I would highly suggest paying a #[email protected]%-ton toward your loans for as long as possible, excuse my french. $405K is no joke.
 
Apr 8, 2013
38
27
Status
Pharmacist
My advice regarding your situation is simple. Doesn't require understanding all the government student loan repayment options and doesn't require a CPA. At $360K pre-tax, I would estimate you'll bring home $220K after taxes. My suggestion to you guys would be to live off of $40K annually, which really is not that horribly restrictive. That would leave you with $180K to throw at the loans, and those monsters will be gone in about 2.5 years. Not sure if you want to go that route? Just think about the interest... You're looking at around $70/day in interest on a $405K loan. That is like renting an room at Quality Inn every single night year-round and never staying in it. What a shame to waste all that money.

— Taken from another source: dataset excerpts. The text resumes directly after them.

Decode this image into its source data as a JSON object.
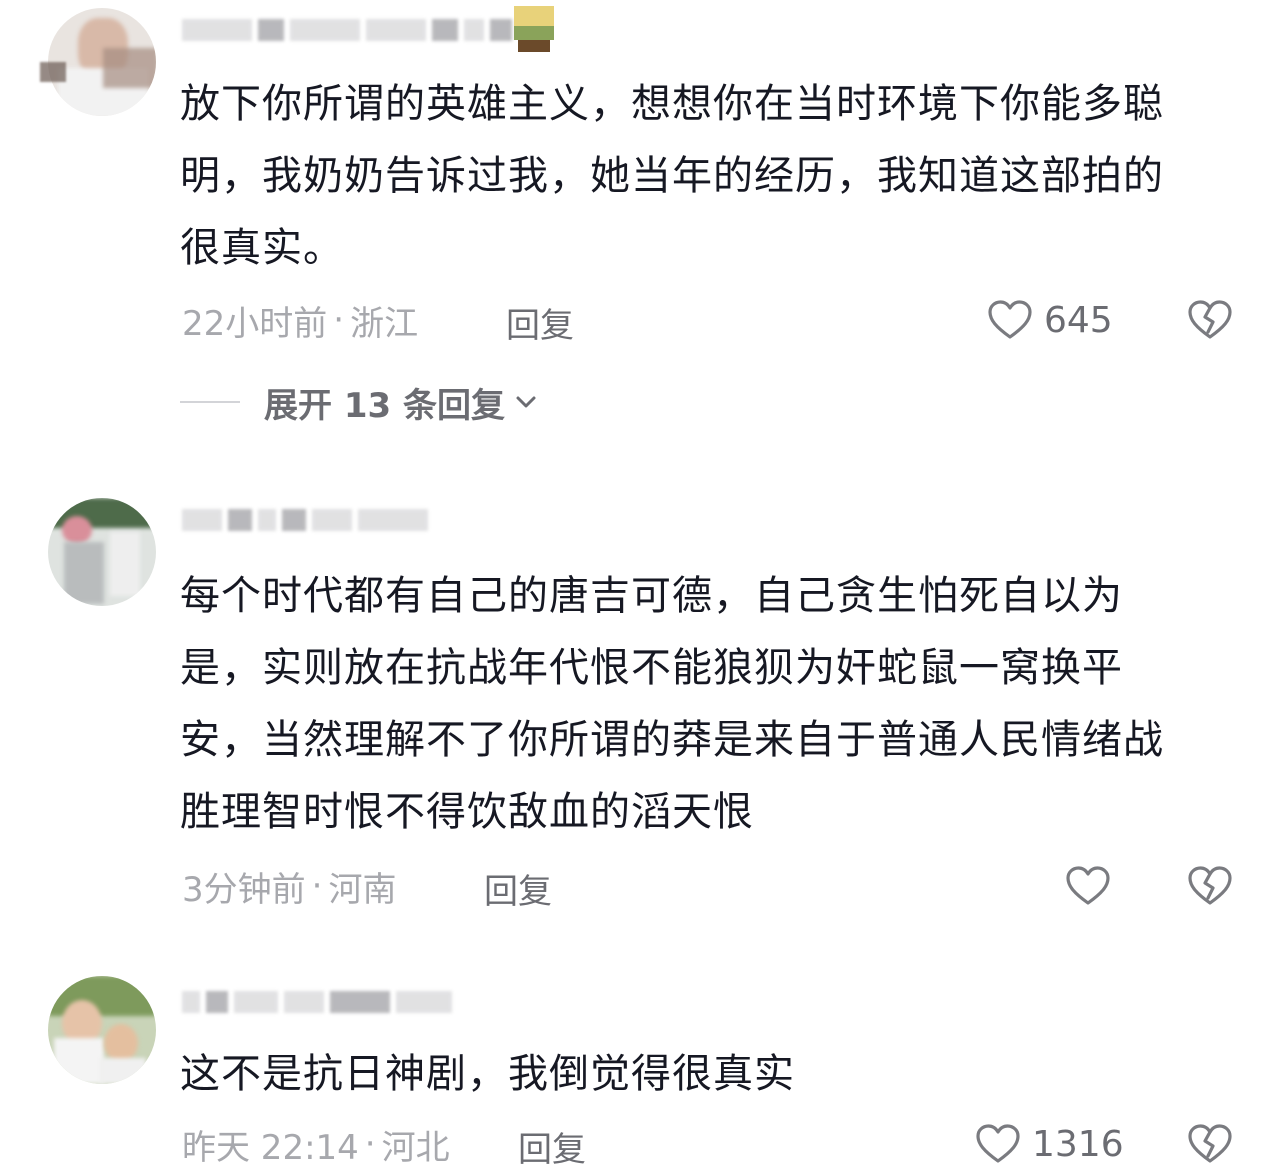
{
  "comments": [
    {
      "text": "放下你所谓的英雄主义，想想你在当时环境下你能多聪明，我奶奶告诉过我，她当年的经历，我知道这部拍的很真实。",
      "time": "22小时前",
      "location": "浙江",
      "reply_label": "回复",
      "like_count": "645"
    },
    {
      "text": "每个时代都有自己的唐吉可德，自己贪生怕死自以为是，实则放在抗战年代恨不能狼狈为奸蛇鼠一窝换平安，当然理解不了你所谓的莽是来自于普通人民情绪战胜理智时恨不得饮敌血的滔天恨",
      "time": "3分钟前",
      "location": "河南",
      "reply_label": "回复",
      "like_count": ""
    },
    {
      "text": "这不是抗日神剧，我倒觉得很真实",
      "time": "昨天 22:14",
      "location": "河北",
      "reply_label": "回复",
      "like_count": "1316"
    }
  ],
  "expand_replies": {
    "label": "展开 13 条回复"
  },
  "meta_separator": "·",
  "icons": {
    "like": "heart-outline-icon",
    "dislike": "broken-heart-icon",
    "expand": "chevron-down-icon"
  },
  "colors": {
    "text_primary": "#161823",
    "text_secondary": "#a7a8ad",
    "text_action": "#6b6c72"
  }
}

Regarding the 10-year PSLR plan... It is too long. Much too long to be under the thumb of your employer. Smarter and more responsible to buy your freedom ASAP, especially since you guys have the income to pull it off without having to sacrifice too much.

Oh yeah. Might I also suggest that you don't buy a house or upgrade cars until the loans are gone. Keep expenses as low as possible and focus on paying off the loans.